Later this week, on March 14, students across the country plan to leave their desks for the National School Walkout, inspired by the activists and survivors at Marjory Stoneman Douglas High School in Florida (who are also organizing March 24’s March for Our Lives). Since the February 14 school shooting that left 17 people dead, many students have already staged their own protests, calling for stricter gun control and action on the part of both local and national politicians. Not all schools have encouraged this particular type of activism from their students, though, and the line between punishment for exercising free speech and penalty for skipping class has grown blurry.
To help clear up any confusion about what is and is not protected when you walk out of class, the Comic Book Legal Defense Fund (CBLDF) and National Coalition Against Censorship (NCAC) teamed up to put together a user-friendly guide to what can and cannot get you into trouble while protesting during the school day. The free comic, by cartoonist Kai Texel, lays out a familiar situation — getting a poster ready for a march — and lets students know how their actions can be interpreted by their academic institutions.
“In the U.S., freedom of speech is paramount,” author and CBLDF advisory board co-chair Neil Gaiman said in a provided statement. “The First Amendment states that you can’t be arrested for saying things the government doesn’t like. It’s important that students everywhere know that they have the right to be heard. This comic will help provide them with practical tools to raise their voice.”

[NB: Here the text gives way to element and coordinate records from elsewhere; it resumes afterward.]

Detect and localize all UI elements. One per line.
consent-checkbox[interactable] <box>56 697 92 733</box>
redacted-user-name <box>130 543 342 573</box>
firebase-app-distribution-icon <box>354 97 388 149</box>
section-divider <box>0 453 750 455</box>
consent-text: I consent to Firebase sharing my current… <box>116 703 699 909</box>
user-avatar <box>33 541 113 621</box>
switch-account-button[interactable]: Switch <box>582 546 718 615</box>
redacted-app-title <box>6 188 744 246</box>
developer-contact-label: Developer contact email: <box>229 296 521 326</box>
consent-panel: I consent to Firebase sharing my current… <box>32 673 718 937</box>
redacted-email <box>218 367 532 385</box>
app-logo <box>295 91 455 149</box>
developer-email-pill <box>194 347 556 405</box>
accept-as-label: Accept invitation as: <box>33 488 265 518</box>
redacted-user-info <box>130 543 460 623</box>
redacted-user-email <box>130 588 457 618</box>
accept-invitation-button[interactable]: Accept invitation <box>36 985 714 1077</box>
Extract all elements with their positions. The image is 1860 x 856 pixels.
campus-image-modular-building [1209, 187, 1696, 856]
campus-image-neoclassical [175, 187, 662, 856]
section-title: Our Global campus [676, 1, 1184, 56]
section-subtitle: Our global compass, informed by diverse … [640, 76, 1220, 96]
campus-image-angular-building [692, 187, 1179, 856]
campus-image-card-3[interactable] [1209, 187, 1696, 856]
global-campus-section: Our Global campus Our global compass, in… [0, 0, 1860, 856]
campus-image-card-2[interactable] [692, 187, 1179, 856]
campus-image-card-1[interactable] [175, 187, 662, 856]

Read on for the whole comic and to find out which of your rights are protected as you make your voice heard this week. “Whether students choose to participate in this national movement or not, whether they walk out into the hallway or march to their senator’s office, whether they wear orange or write an op-ed for the school paper, this moment is the ultimate First Amendment lesson,” Abena Hutchful, coordinator of NCAC’s Youth Free Expression Program, said in a statement. “We hope that teachers will engage with their students in productive ways and we want to make sure that students know what is — and is not — protected protest speech in schools.”